Lagi-lagi mereka di sulitkan karena pelajaran bernama Program Dasar. Ingatkan mereka agar mengatakan kepada dinas pendidikan untuk menghilangkan mata pelajaran tersebut.
Entah itu saat uji level, ataupun ujikom, yang namanya Program Dasar... benar-benar membuat mereka sengsara. Bahkan Rheana Andria yang pada dasarnya jenius dalam pelajaran tersebut, masih kesulitan menghadapinya.
Oh ayolah, agar mengerti hal itu tidak cukup mempelajarinya hanya dalam satu atau dua kali penjelasan dari sang guru.
"WOI, ELAH RHEAN, BANTUIN UJIKOM GUE NAPASIH?!"
"SANTUY, ANJU. GUE JUGA MUMET INI NJER."
"GAK USAH TERIAK-TERIAK BISA GAK SIH? MAKIN MUMET OTAK GUE!!"
"ATUH DA! AKU GAK BISA KONSENTRASI!"
"UDAHLAH, UDAH. MENDINGAN NGE-OMELET AJA!"
Sekiranya begitu keadaan di rumah Ara saat kelima temannya berkumpul dan berniat mengerjakan ujikom secara bersama-sama.
Ara sendiri hanya menghela nafasnya pasrah dan menyenderkan punggungnya pada sofa.
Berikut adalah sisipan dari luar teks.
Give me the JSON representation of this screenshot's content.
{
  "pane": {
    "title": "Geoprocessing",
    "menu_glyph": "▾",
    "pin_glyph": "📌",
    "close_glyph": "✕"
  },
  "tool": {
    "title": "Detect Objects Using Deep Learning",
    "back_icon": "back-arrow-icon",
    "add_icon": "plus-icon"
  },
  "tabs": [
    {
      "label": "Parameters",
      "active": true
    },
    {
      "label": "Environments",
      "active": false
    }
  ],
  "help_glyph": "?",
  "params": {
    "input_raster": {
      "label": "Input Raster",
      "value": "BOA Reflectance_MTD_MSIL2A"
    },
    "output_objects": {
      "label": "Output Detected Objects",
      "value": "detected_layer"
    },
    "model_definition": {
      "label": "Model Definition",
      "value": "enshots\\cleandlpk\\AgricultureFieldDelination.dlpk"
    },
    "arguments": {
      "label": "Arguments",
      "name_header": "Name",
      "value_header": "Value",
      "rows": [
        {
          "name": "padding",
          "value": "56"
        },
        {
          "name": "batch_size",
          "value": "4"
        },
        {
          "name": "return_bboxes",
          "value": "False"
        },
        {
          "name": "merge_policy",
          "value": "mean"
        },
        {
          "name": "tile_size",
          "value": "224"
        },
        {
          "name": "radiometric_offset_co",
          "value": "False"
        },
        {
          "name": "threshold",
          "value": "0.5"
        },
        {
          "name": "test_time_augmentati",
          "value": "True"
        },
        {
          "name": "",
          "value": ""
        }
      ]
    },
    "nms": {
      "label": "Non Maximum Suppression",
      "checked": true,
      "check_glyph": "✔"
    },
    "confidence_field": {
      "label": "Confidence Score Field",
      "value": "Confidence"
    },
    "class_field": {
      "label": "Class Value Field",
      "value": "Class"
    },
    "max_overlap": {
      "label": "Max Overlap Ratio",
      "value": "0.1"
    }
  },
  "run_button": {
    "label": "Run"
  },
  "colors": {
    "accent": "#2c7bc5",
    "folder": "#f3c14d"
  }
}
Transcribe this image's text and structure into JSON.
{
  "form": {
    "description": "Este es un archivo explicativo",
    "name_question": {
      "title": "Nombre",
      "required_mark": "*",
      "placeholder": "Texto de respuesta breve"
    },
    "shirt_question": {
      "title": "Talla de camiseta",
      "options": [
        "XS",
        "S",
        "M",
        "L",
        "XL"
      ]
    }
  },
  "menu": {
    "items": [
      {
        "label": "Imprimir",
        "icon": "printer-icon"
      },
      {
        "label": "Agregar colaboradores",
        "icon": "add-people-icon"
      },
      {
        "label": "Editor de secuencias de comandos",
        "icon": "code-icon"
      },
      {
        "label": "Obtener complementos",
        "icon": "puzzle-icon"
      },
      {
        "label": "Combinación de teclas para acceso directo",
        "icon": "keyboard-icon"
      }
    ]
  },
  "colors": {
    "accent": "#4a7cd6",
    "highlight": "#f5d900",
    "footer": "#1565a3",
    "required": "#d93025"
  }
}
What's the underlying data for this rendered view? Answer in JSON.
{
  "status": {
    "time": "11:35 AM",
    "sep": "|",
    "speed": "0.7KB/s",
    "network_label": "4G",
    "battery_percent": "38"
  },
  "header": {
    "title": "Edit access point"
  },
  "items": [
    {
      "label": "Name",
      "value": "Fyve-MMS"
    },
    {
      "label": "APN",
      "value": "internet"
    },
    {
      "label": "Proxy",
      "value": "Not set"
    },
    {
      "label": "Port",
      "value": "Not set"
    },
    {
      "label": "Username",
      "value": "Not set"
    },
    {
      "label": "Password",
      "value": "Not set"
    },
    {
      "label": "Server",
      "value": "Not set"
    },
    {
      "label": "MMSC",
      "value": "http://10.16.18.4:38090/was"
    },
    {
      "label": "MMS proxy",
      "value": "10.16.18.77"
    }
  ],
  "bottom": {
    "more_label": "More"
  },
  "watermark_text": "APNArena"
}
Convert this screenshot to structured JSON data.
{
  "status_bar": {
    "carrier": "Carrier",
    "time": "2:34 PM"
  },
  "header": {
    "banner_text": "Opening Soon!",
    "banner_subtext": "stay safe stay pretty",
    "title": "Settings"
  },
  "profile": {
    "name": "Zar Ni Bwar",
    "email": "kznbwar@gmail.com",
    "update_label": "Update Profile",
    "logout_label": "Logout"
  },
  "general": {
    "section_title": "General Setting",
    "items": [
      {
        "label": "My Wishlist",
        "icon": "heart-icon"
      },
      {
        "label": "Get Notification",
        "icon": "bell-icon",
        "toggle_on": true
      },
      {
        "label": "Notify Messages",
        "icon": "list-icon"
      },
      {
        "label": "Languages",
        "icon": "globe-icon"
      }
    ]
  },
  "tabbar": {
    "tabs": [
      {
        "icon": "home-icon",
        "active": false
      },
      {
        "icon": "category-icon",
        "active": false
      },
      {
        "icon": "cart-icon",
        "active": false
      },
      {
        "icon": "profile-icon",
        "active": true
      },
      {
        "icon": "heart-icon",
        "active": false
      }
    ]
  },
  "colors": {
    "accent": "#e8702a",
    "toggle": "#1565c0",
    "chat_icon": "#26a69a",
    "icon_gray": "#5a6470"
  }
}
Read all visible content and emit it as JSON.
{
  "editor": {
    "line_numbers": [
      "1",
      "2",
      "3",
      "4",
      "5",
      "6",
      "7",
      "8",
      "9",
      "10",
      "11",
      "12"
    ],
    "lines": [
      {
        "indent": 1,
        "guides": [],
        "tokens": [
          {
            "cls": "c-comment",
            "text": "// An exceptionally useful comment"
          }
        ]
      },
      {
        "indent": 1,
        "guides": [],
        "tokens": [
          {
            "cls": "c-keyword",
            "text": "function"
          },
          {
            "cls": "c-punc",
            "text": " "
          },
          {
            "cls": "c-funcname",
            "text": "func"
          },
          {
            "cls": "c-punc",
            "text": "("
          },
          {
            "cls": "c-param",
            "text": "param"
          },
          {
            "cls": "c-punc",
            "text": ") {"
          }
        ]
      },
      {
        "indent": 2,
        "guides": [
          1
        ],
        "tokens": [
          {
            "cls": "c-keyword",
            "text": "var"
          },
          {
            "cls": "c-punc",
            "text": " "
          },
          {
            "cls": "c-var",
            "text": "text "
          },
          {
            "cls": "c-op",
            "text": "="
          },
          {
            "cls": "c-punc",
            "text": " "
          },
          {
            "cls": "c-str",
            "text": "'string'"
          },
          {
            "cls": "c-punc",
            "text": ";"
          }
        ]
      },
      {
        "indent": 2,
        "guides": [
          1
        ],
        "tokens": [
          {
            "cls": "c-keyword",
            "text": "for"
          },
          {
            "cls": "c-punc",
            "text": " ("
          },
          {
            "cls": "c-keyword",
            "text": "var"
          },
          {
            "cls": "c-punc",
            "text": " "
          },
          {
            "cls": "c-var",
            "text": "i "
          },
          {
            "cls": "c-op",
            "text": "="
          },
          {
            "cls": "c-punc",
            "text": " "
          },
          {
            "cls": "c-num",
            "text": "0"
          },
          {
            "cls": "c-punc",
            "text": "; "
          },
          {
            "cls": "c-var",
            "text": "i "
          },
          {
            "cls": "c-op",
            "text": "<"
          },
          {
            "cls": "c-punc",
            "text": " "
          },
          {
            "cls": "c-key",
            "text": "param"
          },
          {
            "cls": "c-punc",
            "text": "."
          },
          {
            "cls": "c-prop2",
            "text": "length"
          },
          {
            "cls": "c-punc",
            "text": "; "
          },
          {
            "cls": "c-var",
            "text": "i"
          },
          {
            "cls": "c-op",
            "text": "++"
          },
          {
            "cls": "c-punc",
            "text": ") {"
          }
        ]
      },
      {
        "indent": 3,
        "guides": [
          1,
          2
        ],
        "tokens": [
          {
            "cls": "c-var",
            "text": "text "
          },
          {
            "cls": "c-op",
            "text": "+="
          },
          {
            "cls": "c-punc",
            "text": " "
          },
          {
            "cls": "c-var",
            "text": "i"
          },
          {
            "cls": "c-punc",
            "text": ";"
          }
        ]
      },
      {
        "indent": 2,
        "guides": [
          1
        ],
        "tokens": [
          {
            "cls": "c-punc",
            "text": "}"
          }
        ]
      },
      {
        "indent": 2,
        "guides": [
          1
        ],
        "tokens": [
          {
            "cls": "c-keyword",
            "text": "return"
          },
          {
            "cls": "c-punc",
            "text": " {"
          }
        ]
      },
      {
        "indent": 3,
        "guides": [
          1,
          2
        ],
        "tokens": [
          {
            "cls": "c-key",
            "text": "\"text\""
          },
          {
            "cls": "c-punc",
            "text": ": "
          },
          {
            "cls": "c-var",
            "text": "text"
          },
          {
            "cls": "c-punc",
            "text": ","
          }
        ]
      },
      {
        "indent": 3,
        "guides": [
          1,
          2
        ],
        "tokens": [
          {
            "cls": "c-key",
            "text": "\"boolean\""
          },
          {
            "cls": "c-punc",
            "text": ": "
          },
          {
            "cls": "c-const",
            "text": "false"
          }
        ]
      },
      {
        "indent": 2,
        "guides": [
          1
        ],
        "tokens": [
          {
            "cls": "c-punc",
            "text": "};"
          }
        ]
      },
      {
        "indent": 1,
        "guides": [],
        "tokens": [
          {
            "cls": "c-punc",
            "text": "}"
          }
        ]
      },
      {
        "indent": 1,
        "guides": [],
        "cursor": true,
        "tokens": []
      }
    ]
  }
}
Jujur saja, gadis itu sama sekali tidak bisa konsentrasi karena suara dari teman-temannya yang selalu memecahkan konsentrasi ketika Ara telah masuk kedalam dunianya sendiri.
"Kalau banyak omong tuh malah gak akan selesai. Deadline nya besok padahal."
Ruangan yang awalnya ramai, tiba-tiba sepi. Mereka semua terdiam. Ada beberapa dari mereka yang melihat-lihat kalender pada ponsel.
Ara tidak bohong ternyata.
Mereka juga baru sadar kalau deadline nya adalah besok.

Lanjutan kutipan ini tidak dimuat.